Anyway, despite the best intentions, there are always pointers that either aren’t said, or are edited out. So, I thought I’d go back and fill in my perceived blanks, and add some useful tips that, for whatever reason, were omitted the first time. For the most part, what applies to building a bigger table garden still applies here, for these mini ones. But some things do change because of the smaller size, that are worth keeping in mind:
- Go beyond the box. There is no reason to stay within the limitations of your paver – or whatever your hard surface is. Think about this as you would Ikebana. It is absolutely fine to use branches that extend beyond – in fact, I recommend it. It adds movement and drama to your creation.

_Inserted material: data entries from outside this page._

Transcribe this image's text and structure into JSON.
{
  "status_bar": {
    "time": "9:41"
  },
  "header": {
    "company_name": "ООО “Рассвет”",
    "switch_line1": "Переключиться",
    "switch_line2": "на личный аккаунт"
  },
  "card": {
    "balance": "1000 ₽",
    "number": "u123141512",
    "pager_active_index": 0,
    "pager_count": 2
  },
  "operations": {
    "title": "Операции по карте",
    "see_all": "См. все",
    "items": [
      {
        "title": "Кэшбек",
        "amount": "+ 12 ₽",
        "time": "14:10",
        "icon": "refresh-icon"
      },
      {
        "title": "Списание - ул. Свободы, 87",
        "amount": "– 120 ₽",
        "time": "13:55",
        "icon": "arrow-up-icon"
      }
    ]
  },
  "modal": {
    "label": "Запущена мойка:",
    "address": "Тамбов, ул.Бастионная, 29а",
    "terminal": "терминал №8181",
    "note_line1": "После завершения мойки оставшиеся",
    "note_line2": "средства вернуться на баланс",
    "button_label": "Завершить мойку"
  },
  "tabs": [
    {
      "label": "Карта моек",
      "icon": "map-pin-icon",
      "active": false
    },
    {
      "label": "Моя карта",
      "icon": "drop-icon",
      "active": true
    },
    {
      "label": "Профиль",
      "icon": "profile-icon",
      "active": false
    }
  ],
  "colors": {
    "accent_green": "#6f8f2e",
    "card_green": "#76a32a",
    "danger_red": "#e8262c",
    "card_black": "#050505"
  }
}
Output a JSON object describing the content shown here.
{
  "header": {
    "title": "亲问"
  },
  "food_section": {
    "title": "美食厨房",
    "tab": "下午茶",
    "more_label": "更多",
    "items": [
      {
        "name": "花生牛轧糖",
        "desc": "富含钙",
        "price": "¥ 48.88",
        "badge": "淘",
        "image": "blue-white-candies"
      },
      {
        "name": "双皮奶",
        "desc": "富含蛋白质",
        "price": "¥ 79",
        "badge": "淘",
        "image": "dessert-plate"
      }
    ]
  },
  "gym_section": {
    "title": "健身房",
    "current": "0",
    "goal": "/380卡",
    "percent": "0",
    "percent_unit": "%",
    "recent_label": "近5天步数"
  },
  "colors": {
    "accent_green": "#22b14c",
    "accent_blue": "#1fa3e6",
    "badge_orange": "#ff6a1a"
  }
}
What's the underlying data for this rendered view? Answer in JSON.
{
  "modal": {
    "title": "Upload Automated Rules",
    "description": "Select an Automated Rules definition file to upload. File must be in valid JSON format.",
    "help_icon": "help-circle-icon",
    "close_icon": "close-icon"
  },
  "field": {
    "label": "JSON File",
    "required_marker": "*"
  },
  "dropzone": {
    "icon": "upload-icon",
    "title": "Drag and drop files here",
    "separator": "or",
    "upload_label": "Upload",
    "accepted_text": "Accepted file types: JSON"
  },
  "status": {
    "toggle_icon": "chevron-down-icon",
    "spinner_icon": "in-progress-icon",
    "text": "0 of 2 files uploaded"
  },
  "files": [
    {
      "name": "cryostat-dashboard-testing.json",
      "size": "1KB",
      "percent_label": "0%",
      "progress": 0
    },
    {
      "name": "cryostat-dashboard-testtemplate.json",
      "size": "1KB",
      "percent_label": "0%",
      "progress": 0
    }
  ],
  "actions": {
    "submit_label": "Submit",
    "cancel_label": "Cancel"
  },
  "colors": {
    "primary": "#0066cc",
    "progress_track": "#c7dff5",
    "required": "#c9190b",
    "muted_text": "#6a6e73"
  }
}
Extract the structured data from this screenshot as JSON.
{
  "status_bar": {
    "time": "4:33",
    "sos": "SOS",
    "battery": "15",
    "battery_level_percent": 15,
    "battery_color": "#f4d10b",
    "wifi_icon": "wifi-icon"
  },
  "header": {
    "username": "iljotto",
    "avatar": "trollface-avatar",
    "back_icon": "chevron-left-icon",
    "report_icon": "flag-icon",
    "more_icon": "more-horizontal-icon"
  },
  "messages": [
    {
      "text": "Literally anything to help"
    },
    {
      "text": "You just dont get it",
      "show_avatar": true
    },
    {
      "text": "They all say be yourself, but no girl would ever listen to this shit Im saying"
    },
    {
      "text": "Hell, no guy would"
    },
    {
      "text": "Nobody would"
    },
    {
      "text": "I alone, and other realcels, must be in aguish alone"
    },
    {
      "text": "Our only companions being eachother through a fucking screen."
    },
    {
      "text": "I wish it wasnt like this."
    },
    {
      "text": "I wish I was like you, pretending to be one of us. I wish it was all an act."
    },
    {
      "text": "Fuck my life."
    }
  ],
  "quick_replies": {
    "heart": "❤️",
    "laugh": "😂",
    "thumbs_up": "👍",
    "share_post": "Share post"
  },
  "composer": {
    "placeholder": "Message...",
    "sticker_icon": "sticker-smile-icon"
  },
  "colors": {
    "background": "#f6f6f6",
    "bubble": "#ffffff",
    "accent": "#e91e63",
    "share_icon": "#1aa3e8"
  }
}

- Use the roots to your advantage. One of the two trickiest parts of building these small arrangements is to keep the soil from spilling out over corners and edges. In the video, when I cut the thyme down the middle, I split it open and – with the top still intact, splayed the two halves to create a corner out of the root mass. Not all plants are suitable for this kind of manhandling, but thymes, low growing sedums, blue star creeper, and other types of ground covers often lend themselves beautifully to this, as they have no main root that needs to stay intact. In some instances, I’ve successfully cut the contents of a 4″ pot into 1″ pieces.
- Cover all roots. Okay, I have a confession to make… This As-Seen-On-TV arrangement was not perfect in this regard. As time was limited, I was trying to do it as quickly as I could, and fudged it a little, so the kind folks of Garden Time could move on with their day. I did go back afterwards, and shaved off additional root mass in a couple of places, and covered any exposed parts with wood or rocks. This helps your creation retain water, and prevents the plants from drying out too soon. As you saw, the fishing line helps keep the main parts together if you are moving your masterpiece. But sometimes, keeping these little rocks and wood pieces that protect roots from slipping, is frustrating. I have had luck using the kinds of staples used for keeping landscape fabric in place to temporarily pin them down. A sturdy piece of wire would work, too.
- Add the soil later. I soon realized that a main difference between building larger table gardens and small ones, is that there is very little room for extra soil in the miniatures. So, instead of what was taught in the workshop, where we started with a pile of soil on the surface followed by branches and logs – here you start with branches, and then the plants. Not until after they are in place, do you fill in with soil around them.
- Add some height. I like to use either a log, part of a stump, or – as here – a kink in a branch, to create a sense of verticality to the mini garden. Often, I also double up by using a taller plant – like the Carex ‘Frosty Curls’ in this one. I guess it’s not always a necessity – depending on what your goal is – but from a compositional aspect, it’s worth considering, I think.
- 5-6 plants per sf. I figured out that the same ratio in terms of plant count that applies to the larger pavers, also applies to the single square foot paver used here. Count on using about 5-6 plants per square foot.
- Water from above. The easiest way to water these with a regular hose is to keep the watering wand on the misting setting, if you have one. If not, I shower it from as high up above as I can reach, to mimic a light rain as closely as possible. The reason is that until the various roots start connecting, and “felting” everything together, chances are you will find yourself in need of replacing some of the washed-off soil more often than you maybe have patience for.
I think that’s it. Have fun playing with Flora’s endless varieties of textures, shapes, and colors while you make your own little mini-gardens. If you are making them for yourself, in situ, I would highly recommend going as large as you have space for, but seriously – these little small-scale marvels make fabulous gifts for friends, or anyone who can remember to water them.
And there you have it! Yours truly on TV – as gloriously goofy as ever. Create… create! WTF was THAT??? Hahahahaha! I sure hope I appear a little less silly for the Mt Angel segment…. As for the website – it was kind of Judy to mention it, but don’t bother. I still haven’t managed to upload any pictures to it. I suppose I still have a few days to remedy that before Saturday. Or more so, beg one of my much more tech-savvy kids to please do it for me.
The plants used for this table were: Carex albula ‘Frosty Curls’, Sempervivum arachnoideum tomentosum, Acaena inermis ‘Purpuraea’, Origanum ‘Kent Beauty’, Sedum dasyphyllum ‘Loyd Praeger’, and Thymus pseudolanuginosus.